Tuesday, January 27, 2009

Memoirs

I'm in a class all about writing the personal essay, a preparation for all my future memoirs. A blog, something I've been keeping for years now, is something of the same. In a blog, the subject is one's self. In school, they teach you NEVER use the singular first person. Never use "I". A good essay is well formulated, with a clear thesis and structure, and it is written in third person. The speaker is not to be mentioned. In this class, we are learning to break these rules. Write about yourself. Write about what you know, because that is what you know best. As Thoreau says in his personal narrative of The Walden, "I should not talk so much about myself if there were anybody else whom I knew as well."
Today, everyone is writing memoirs, or narrating their memoirs to a more qualified writer. Bill Clinton, O.J. Simpson, and Americans eat these up. It is clearly a genre that people are interested in. And just like any work of fiction, it is an art. The thing about writing essays is that one must take facts and events. They take real people and places that they personally experienced in some way, and they use these things to tell a story. The essayist must find a story. When they do, they shape and structure the truth, highlight and exaggerate certain parts, downplay and condense others, to come to an ultimate conclusion or message. Not all of the events may be precisely true, but the feelings and emotions evoked should be, and the truth that lies in all the anecdotal narrative. While many essayists are criticized for this, it is important to remember that.

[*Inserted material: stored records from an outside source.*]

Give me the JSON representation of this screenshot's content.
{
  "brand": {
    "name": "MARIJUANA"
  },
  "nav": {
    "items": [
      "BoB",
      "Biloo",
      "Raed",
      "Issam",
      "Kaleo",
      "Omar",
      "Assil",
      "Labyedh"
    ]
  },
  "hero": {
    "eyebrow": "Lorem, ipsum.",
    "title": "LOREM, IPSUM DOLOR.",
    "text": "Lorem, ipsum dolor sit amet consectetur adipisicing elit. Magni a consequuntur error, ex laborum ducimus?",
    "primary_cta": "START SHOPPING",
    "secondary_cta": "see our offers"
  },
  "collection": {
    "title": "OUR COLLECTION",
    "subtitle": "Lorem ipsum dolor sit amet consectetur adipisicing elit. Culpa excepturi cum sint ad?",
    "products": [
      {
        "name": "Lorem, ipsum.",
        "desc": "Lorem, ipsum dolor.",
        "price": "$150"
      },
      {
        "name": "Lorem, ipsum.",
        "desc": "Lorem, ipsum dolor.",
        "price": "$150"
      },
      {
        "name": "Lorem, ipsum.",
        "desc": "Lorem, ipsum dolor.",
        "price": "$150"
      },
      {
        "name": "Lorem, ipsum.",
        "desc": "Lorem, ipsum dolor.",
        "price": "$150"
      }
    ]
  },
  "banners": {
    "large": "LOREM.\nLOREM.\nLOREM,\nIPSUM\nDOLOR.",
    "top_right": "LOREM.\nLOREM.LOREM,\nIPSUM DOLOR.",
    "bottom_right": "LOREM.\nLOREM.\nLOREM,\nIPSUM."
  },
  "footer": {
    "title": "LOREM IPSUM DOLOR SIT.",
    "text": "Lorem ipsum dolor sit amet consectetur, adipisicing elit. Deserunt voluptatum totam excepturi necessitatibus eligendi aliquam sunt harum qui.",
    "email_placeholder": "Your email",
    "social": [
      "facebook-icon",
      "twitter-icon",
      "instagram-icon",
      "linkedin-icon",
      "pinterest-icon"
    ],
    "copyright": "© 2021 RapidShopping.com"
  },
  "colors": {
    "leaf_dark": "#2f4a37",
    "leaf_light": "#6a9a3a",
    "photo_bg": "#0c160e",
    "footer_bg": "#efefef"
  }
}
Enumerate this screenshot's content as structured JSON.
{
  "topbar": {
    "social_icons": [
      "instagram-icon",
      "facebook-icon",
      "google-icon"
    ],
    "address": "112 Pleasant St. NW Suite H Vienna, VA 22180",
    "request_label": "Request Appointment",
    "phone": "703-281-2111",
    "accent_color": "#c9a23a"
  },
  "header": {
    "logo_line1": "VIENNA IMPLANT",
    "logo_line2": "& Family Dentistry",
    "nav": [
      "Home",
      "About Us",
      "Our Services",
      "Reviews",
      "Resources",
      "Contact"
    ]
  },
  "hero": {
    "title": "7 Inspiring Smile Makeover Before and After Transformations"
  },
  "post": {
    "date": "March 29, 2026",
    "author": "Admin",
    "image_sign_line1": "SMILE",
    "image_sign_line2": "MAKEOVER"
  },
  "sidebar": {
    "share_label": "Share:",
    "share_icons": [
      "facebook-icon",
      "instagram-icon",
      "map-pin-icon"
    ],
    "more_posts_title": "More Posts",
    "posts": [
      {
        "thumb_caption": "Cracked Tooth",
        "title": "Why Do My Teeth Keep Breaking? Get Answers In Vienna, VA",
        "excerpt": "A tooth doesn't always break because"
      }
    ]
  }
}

The facts don't have to be true for the story to be true.
Anyway, that doesn't really have much to do with the theme of this blog. I have two things to accomplish this afternoon, write my next personal essay, "On Speculation," and set up the ads for my blog, which I have been battling for awhile now. Apparently, I'm more computer illiterate than I realized.
I guess you could say this entry still applies, because it is an endeavor I might wish to pursue further after college and perhaps during my gap year abroad. And because a gap year could surely give me a lot of material to write memoirs about.
Anyway, because neither the essay that is actually due for class or fiddling with the HTML context of this blog is as appealing as ranting and writing on with no particular structure and a conclusion I am still unaware of, this post was born. There's about a foot of snow on the ground, and there's no way I'm trekking to the gym, or really going outside for any reason. I waited in line for a coveted first floor Ballentine non-Mac computer, and despite not wanting to do my homework, it is here I will sit for the next hour. I suppose that is what this entry is all about, procrastination. If only my essay for class was titled "On procrastination..." I would be on my way.